くらのすけの映画日記

「シネマラムール」の管理人くらのすけの映画鑑賞日記です。 なるべく、見た直後の印象を書き込んでいるのでネタバレがある場合があります。その点ご了解ください。

映画感想「ミュータント・タートルズ」(2014年版)「フィフティ

kurawan2015-02-13

ミュータント・タートルズ」(2014年版)
3D映像を完全に意識した画面づくりで、徹底的に見せる娯楽映画。2D版でみたのだが、これはもしかしたら3D版で見たら結構楽しめたのではないかと思う映画だった。制作がマイケル・ベイだから、そのあたりの意識があったのだろうか。

映画は、アニメチックなイラストをバックにタイトルが終わると、いきなり本編になだれ込む。ストーリーは単純で、この手の娯楽映画にありがちな、毒ガス拡散をもくろむ悪役にヒーローたちが戦いを挑むという物で、ストーリーよりも3D映像にその視点を絞った作品。特に、クライマックスの雪山を滑り落ちるシーンからビルの屋上のバトルシーンまで、いかにも3D画面である。

前半部分、やたらカメラを振り回したりする映像が気になったのは、結局3D傾倒したためだろうが、タートルズたちを紹介するまでのストーリー構成がやや雑すぎて、退屈さを味わってしまった。
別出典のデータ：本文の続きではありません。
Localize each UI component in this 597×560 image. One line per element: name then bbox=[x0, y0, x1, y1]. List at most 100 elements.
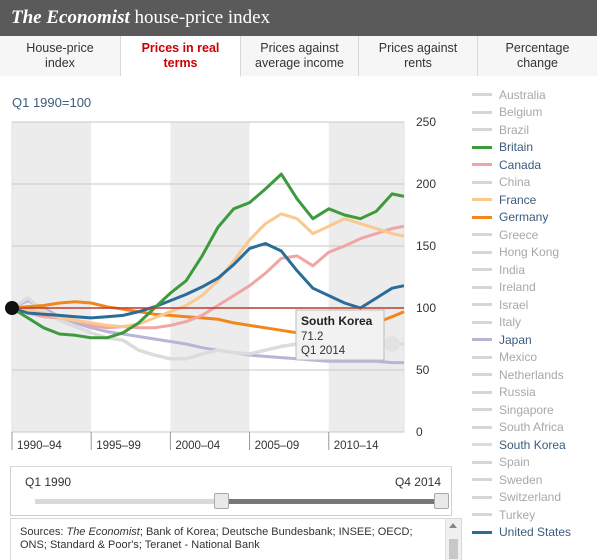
legend-label: Switzerland bbox=[499, 490, 562, 504]
range-start-label: Q1 1990 bbox=[25, 475, 72, 489]
legend-item-china[interactable]: China bbox=[472, 174, 530, 191]
legend-swatch bbox=[472, 408, 492, 411]
legend-label: France bbox=[499, 192, 537, 207]
legend-item-hong-kong[interactable]: Hong Kong bbox=[472, 244, 559, 261]
legend-item-sweden[interactable]: Sweden bbox=[472, 471, 542, 488]
tab-label: Prices against rents bbox=[378, 41, 458, 70]
legend-swatch bbox=[472, 110, 492, 114]
legend-item-italy[interactable]: Italy bbox=[472, 314, 521, 331]
slider-track[interactable] bbox=[35, 499, 221, 504]
x-tick-label: 1995–99 bbox=[96, 440, 141, 452]
tab-prices-in-real-terms[interactable]: Prices in real terms bbox=[121, 36, 241, 77]
legend-swatch bbox=[472, 163, 492, 166]
sources-scrollbar[interactable] bbox=[445, 519, 461, 560]
legend-label: Russia bbox=[499, 385, 536, 399]
legend-item-canada[interactable]: Canada bbox=[472, 156, 541, 173]
legend-label: Spain bbox=[499, 455, 530, 469]
tab-house-price-index[interactable]: House-price index bbox=[0, 36, 121, 76]
legend-label: Belgium bbox=[499, 105, 543, 119]
legend-swatch bbox=[472, 390, 492, 394]
legend-item-turkey[interactable]: Turkey bbox=[472, 506, 535, 523]
series-line-united-states bbox=[11, 242, 405, 320]
legend-item-france[interactable]: France bbox=[472, 191, 536, 208]
legend-swatch bbox=[472, 495, 492, 499]
period-band bbox=[12, 122, 92, 432]
legend-swatch bbox=[472, 268, 492, 271]
legend-label: Canada bbox=[499, 157, 542, 172]
tab-label: Prices against average income bbox=[255, 41, 344, 70]
x-tick-label: 2000–04 bbox=[175, 440, 220, 452]
legend-item-south-korea[interactable]: South Korea bbox=[472, 436, 566, 453]
series-line-france bbox=[11, 212, 405, 329]
slider-selected-range[interactable] bbox=[221, 499, 441, 504]
x-tick-label: 1990–94 bbox=[17, 440, 62, 452]
legend-swatch bbox=[472, 128, 492, 131]
period-band bbox=[170, 122, 250, 432]
legend-item-greece[interactable]: Greece bbox=[472, 226, 538, 243]
tooltip-box bbox=[295, 309, 385, 361]
scroll-thumb[interactable] bbox=[449, 539, 458, 559]
legend-label: Mexico bbox=[499, 350, 538, 364]
legend-item-united-states[interactable]: United States bbox=[472, 524, 571, 541]
legend-swatch bbox=[472, 530, 492, 534]
x-tick-label: 2005–09 bbox=[255, 440, 300, 452]
tab-percentage-change[interactable]: Percentage change bbox=[478, 36, 597, 76]
legend-label: Turkey bbox=[499, 507, 536, 522]
y-tick-label: 150 bbox=[416, 239, 436, 253]
legend-item-russia[interactable]: Russia bbox=[472, 384, 536, 401]
legend-item-netherlands[interactable]: Netherlands bbox=[472, 366, 564, 383]
legend-swatch bbox=[472, 513, 492, 516]
legend-item-australia[interactable]: Australia bbox=[472, 86, 546, 103]
title-bar: The Economist house-price index bbox=[0, 0, 597, 36]
legend-item-ireland[interactable]: Ireland bbox=[472, 279, 536, 296]
legend-swatch bbox=[472, 425, 492, 429]
legend-item-mexico[interactable]: Mexico bbox=[472, 349, 537, 366]
tab-prices-against-rents[interactable]: Prices against rents bbox=[359, 36, 478, 76]
scroll-up-arrow-icon[interactable] bbox=[449, 523, 457, 528]
legend-item-britain[interactable]: Britain bbox=[472, 139, 533, 156]
start-marker bbox=[5, 301, 19, 315]
range-start-handle[interactable] bbox=[214, 493, 229, 509]
legend-swatch bbox=[472, 338, 492, 341]
tab-label: Percentage change bbox=[505, 41, 570, 70]
legend-label: Australia bbox=[499, 87, 546, 102]
legend-label: Netherlands bbox=[499, 367, 564, 382]
tab-label: Prices in real terms bbox=[141, 41, 220, 70]
legend-swatch bbox=[472, 93, 492, 96]
legend-item-south-africa[interactable]: South Africa bbox=[472, 419, 564, 436]
legend-swatch bbox=[472, 285, 492, 289]
legend-label: China bbox=[499, 175, 531, 189]
legend-swatch bbox=[472, 198, 492, 201]
legend-item-israel[interactable]: Israel bbox=[472, 296, 528, 313]
period-band bbox=[91, 122, 171, 432]
legend-item-belgium[interactable]: Belgium bbox=[472, 104, 542, 121]
sources-panel: Sources: The Economist; Bank of Korea; D… bbox=[10, 518, 462, 560]
legend-item-germany[interactable]: Germany bbox=[472, 209, 548, 226]
tab-prices-against-average-income[interactable]: Prices against average income bbox=[241, 36, 359, 76]
legend-label: Germany bbox=[499, 210, 549, 224]
legend-swatch bbox=[472, 355, 492, 359]
tooltip-value: 71.2 bbox=[301, 331, 323, 343]
range-end-label: Q4 2014 bbox=[394, 475, 441, 489]
legend-label: Israel bbox=[499, 297, 529, 312]
y-tick-label: 0 bbox=[416, 425, 423, 439]
legend-label: South Africa bbox=[499, 420, 564, 434]
tab-label: House-price index bbox=[26, 41, 94, 70]
legend-label: Italy bbox=[499, 315, 522, 329]
legend-swatch bbox=[472, 180, 492, 184]
tooltip-period: Q1 2014 bbox=[301, 345, 346, 357]
sources-text: Sources: The Economist; Bank of Korea; D… bbox=[20, 526, 413, 551]
legend-swatch bbox=[472, 215, 492, 219]
legend-item-singapore[interactable]: Singapore bbox=[472, 401, 554, 418]
range-end-handle[interactable] bbox=[434, 493, 449, 509]
legend-item-japan[interactable]: Japan bbox=[472, 331, 532, 348]
legend-swatch bbox=[472, 460, 492, 464]
legend-label: India bbox=[499, 262, 526, 277]
chart-subtitle: Q1 1990=100 bbox=[12, 95, 92, 110]
legend-item-switzerland[interactable]: Switzerland bbox=[472, 489, 561, 506]
y-tick-label: 200 bbox=[416, 177, 436, 191]
legend-item-india[interactable]: India bbox=[472, 261, 525, 278]
legend-item-spain[interactable]: Spain bbox=[472, 454, 530, 471]
legend-swatch bbox=[472, 373, 492, 376]
legend-item-brazil[interactable]: Brazil bbox=[472, 121, 529, 138]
でも、エンターテインメントとしてはこの程度でもよかったし、楽しい映画だった。

難をいうと、亀というヒーローたちの独特の戦いシーンにもっとオリジナリティをくわえたら、傑作になったかもしれないが、意外とふつうに見えたのが残念。でもおもしろかった。


「フィフティ・シェイズ・オブ・グレイ」
不思議な映画、大人のために作られたソフトなSMラブストーリーという感じの一本でした。監督はサム・テイラー=ジョンソンという人です。

たまたま友人の代わりに、若くして成功している実業家グレイの取材をすることになった女子大生の主人公アナスタシア。

緊張したままクリスチャン・グレイのインタビューを終えた彼女だが、どこかお互いが引かれ、エレベーターに乗ったアナスタシアに「アナ」「クリスチャン」と呼びかけてドアが閉まる。このシーンがラストで繰り返される。つまり、このワンカットで、物語が非現実のファンタジーに引き込み、一瞬の幻想を描いていくという設定である。

みるみる牽かれあう二人。しかし、クリスチャンには秘密があった。それは、ストレートに女性を愛することができず、一室にプレイルームと呼ばれるSMプレイを行う場所を作り、近づいてくる女性との関係を、契約で、SMプレイをすることで満たしているのである。

一時戸惑ったアナだが、いつの間にかクリスチャンの魅力に引き込まれ、徐々にSMプレイに入っていくが、かたくなに契約を交わすことは行わない。どこか、壁を感じるアナは、最後の最後、クリスチャンから離れていくが、最後に、エレベーターで「アナ」「クリスチャン」と呼び掛け合って暗転する。

クリスチャンは大富豪らしい振る舞いで、ヘリコプターやグライダーに乗せてデートしたり、車や部屋をプレゼントする。その、夢のようなシンデレラストーリーに牽かれていくアナの姿を描きながら、どこかに、まだクリスチャンに秘密を見る。

結局、すべてをさらけ出さないままに、SMプレイを要求するクリスチャンに、相入れない愛情の壁を感じてアナが去っていく。淡々と、ソフトに進むストーリー展開は、時折挿入される性描写で、眠気こそ排除する物の、今一つの鋭さに欠ける演出が、ちょっと、迫力にかけないわけではない。

不思議でファンタジックなラブストーリーの装いを描こうとする意図は感じられるが、もう一歩、何かが足りない、そんな感じのする映画でした。


「チャーリー・モルデガイ 華麗なる名画の秘密」
お世辞にもおもしろいといえない映画。どたばたとふざけているだけにしか見えないストーリー展開に、参ってしまった。しかも、デジタルを駆使した安っぽい映像と、適当な演技、これだけの俳優をそろえて、これはないやろうという出来映え。

監督は、脚本家としては才能のあるデビッド・コープ。今回脚本は担当していないが、とにかく残念な映画に仕上がっていた。

物語は、没落寸前のモルデカイ家の当主チャーリーは、目の前の負債をなんとかするべく奔走する話だが。マンガチックなキャラクターがところ狭しと、すべるギャグを繰り返す。

本国では、こののりはおもしろいのだろうか?受けるのだろうか?しかし、少なくとも私を含め、日本では受けていない気がする。

結局、妙な絵画の詐欺を成功させて、ハッピーエンドだが、細かいエピソードも品がないし、しゃれたおもしろさを追求するわけでもなく、B級映画的なのりをするにはビッグなスターを使いすぎているという中途半端さで終始した。残念な一本。